The Son de los Diablos is an Afro-Peruvian dance that developed as a mixture between African, Spanish, and Amerindian rhythms. Nicomedes Santa Cruz explains that, despite popular opinion, the Son de los Diablos has no links with African rituals or with the Andean Morenada, but rather it has a very slight similarity with the Diabladas of Oruro (Bolivia).

== Name ==

In English, the name directly translates as "Song of the Devils".

== History ==

Developed during the Viceroyalty of Peru with origins in Spain, the Son de los Diablos was assimilated by the black slaves living in the Spanish colony. After the independence of Peru in 1821, people of African descent lived in alleys near churches and plazas of Lima, where festivities were held. Before the celebrations, blacks joined the festivities by forming gangs that danced the Son de los Diablos.

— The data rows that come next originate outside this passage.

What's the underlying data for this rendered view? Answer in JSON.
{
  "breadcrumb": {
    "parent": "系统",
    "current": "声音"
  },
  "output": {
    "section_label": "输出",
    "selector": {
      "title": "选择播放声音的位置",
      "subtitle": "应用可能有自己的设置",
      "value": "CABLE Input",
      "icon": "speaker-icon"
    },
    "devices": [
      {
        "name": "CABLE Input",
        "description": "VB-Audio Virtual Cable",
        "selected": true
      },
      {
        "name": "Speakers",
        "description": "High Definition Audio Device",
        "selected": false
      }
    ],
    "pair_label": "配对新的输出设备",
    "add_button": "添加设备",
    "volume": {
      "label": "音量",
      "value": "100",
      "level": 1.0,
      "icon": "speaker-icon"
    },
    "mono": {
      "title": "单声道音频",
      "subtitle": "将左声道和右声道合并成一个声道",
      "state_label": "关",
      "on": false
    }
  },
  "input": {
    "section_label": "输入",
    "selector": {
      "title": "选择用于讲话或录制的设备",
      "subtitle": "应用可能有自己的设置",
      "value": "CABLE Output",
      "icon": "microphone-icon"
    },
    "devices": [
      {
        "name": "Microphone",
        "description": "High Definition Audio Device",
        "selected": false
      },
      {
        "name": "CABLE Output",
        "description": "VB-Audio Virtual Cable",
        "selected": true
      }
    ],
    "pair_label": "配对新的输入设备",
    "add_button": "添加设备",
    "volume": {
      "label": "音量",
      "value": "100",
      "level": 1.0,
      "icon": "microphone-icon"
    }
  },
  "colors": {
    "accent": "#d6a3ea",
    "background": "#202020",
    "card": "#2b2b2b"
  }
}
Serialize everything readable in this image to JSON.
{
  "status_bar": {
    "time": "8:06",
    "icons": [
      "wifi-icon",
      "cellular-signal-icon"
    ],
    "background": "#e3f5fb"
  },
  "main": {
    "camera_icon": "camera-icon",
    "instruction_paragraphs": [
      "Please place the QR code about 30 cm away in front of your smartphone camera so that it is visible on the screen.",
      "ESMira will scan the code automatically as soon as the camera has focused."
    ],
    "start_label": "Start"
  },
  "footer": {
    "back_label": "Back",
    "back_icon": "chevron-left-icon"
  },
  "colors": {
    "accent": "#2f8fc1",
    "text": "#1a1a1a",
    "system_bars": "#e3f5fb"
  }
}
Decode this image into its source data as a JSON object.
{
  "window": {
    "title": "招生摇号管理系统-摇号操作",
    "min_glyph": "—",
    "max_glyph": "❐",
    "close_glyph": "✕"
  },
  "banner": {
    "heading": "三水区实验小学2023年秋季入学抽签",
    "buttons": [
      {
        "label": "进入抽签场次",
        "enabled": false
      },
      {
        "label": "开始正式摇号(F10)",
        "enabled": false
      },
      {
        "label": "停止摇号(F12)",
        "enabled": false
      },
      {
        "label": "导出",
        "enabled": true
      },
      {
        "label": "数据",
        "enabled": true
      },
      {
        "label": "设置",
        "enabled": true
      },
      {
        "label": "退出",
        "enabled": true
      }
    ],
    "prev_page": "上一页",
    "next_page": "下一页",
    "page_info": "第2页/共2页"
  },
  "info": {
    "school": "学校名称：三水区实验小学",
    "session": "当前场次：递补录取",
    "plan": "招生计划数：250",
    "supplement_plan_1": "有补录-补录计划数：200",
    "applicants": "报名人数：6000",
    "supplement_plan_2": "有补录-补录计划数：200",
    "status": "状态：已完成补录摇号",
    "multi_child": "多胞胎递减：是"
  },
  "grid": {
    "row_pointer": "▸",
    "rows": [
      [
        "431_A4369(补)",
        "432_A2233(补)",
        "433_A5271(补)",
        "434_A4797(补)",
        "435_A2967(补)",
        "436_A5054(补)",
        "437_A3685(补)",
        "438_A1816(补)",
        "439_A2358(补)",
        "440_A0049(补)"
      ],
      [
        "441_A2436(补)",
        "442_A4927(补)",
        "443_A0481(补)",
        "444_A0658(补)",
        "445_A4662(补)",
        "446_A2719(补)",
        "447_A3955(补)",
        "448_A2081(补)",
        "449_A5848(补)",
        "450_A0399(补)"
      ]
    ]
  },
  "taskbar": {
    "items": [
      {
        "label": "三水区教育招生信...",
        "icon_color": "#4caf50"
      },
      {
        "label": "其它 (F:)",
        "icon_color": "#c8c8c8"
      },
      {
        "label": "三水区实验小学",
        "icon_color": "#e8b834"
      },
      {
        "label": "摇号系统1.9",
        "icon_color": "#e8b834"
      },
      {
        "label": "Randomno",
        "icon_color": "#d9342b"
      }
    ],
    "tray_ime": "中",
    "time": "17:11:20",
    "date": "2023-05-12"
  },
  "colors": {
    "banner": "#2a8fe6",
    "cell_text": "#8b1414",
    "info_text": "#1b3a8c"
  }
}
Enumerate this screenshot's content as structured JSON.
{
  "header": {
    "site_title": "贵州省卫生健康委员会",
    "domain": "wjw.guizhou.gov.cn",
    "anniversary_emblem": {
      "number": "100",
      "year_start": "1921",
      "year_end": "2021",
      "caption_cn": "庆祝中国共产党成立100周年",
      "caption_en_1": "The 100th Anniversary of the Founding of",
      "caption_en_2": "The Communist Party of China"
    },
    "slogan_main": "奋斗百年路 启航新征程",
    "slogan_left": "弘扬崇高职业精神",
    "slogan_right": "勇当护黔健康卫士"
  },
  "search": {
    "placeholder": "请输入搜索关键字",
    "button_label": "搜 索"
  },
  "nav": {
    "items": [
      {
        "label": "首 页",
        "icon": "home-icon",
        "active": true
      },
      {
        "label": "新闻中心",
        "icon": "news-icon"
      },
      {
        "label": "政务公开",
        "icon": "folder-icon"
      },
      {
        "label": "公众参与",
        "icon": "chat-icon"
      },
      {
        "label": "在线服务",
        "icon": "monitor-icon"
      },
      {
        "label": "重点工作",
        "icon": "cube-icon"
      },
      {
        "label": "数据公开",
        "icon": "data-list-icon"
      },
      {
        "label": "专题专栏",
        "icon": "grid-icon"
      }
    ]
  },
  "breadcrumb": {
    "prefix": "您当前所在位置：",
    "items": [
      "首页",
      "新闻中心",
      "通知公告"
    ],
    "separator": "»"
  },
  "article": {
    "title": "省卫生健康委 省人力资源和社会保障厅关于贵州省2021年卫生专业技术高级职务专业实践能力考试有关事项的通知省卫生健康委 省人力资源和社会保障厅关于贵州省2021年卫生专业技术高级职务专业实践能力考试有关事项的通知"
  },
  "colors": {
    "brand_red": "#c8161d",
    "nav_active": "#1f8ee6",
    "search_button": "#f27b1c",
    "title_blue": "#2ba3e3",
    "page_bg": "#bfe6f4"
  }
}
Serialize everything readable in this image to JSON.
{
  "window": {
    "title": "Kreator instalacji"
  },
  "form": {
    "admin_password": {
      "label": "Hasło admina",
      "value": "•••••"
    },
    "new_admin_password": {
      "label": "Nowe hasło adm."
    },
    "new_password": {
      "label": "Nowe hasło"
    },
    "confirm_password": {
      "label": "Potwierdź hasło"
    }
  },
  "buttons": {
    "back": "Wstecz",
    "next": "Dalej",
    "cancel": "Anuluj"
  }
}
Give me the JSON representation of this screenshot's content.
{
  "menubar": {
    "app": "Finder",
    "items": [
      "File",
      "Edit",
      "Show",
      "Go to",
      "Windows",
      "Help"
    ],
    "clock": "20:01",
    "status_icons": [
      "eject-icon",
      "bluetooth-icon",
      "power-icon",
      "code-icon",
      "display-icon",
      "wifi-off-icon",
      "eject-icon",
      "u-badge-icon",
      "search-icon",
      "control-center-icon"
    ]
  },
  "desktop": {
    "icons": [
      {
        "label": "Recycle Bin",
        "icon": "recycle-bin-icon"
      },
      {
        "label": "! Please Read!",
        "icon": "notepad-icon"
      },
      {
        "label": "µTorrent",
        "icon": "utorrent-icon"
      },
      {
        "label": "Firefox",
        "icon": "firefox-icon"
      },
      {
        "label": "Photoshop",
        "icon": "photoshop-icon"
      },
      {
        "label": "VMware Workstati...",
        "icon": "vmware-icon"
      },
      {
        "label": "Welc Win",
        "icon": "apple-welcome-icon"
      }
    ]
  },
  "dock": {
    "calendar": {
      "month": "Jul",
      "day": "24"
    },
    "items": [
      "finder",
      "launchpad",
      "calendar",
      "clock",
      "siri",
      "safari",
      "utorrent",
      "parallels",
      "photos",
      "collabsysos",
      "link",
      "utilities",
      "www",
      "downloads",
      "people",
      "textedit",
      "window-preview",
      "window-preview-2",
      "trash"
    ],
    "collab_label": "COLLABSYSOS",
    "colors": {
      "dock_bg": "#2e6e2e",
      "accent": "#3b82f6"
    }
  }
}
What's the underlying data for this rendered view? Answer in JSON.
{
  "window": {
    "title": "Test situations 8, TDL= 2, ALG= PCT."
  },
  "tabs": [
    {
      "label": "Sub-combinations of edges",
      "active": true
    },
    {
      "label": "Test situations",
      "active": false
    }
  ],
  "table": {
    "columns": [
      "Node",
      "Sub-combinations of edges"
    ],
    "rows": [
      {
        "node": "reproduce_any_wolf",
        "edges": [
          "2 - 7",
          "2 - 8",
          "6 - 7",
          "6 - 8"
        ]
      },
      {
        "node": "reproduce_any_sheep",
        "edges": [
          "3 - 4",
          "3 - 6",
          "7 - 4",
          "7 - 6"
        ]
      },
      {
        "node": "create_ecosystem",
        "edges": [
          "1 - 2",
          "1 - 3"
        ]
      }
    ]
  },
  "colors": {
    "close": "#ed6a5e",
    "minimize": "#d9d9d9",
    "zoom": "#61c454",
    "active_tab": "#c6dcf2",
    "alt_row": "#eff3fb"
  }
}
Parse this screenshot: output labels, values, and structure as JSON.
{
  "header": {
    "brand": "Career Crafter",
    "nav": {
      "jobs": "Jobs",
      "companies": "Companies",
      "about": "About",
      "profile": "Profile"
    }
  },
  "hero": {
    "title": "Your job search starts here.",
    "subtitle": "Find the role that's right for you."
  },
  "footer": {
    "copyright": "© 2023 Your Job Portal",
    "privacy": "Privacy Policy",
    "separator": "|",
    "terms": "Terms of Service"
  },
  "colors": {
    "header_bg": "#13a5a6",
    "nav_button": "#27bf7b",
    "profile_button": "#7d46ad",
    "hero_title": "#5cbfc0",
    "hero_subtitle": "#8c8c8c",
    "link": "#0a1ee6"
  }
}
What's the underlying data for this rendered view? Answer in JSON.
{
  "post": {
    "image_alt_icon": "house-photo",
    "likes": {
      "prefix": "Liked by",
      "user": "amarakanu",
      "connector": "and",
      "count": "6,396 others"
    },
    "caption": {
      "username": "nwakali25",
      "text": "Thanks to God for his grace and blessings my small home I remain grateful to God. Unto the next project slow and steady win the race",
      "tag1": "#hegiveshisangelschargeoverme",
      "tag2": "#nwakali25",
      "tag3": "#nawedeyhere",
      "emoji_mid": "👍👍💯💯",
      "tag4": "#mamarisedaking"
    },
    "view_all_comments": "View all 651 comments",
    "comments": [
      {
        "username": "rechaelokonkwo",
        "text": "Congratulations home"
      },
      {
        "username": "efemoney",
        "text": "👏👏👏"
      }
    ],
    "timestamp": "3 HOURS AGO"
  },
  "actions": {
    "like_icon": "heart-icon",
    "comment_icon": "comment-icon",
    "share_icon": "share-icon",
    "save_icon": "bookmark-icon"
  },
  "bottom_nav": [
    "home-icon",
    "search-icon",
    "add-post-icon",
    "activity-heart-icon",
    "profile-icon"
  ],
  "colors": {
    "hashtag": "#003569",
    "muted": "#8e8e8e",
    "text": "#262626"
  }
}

Much like the Diablada, the Son de los Diablos was heavily influenced by the Spanish Corpus Christi celebrations, it was predominantly practiced by an ethnic community (in this case the Afro-Peruvian community), and it was banned from religious celebrations by the Catholic Church in 1817. Nonetheless, the dance would remain an important part of carnival celebrations in Lima up until the early 20th century. The dance would gain a revival in the 1950s when Jose Durand used Pancho Fierro's depictions of the dance and the information provided by old Son de los Diablos dancers in order to once again bring the dance back to life.

== Music ==

A distinguishing factor of the Son de los Diablos is its usage of such instruments as the Cajita, a small wooden box that opens and closes creating a distinctive sound, and the Quijada, the jawbone of a horse, donkey, or mule, that when hit creates a raspy buzz.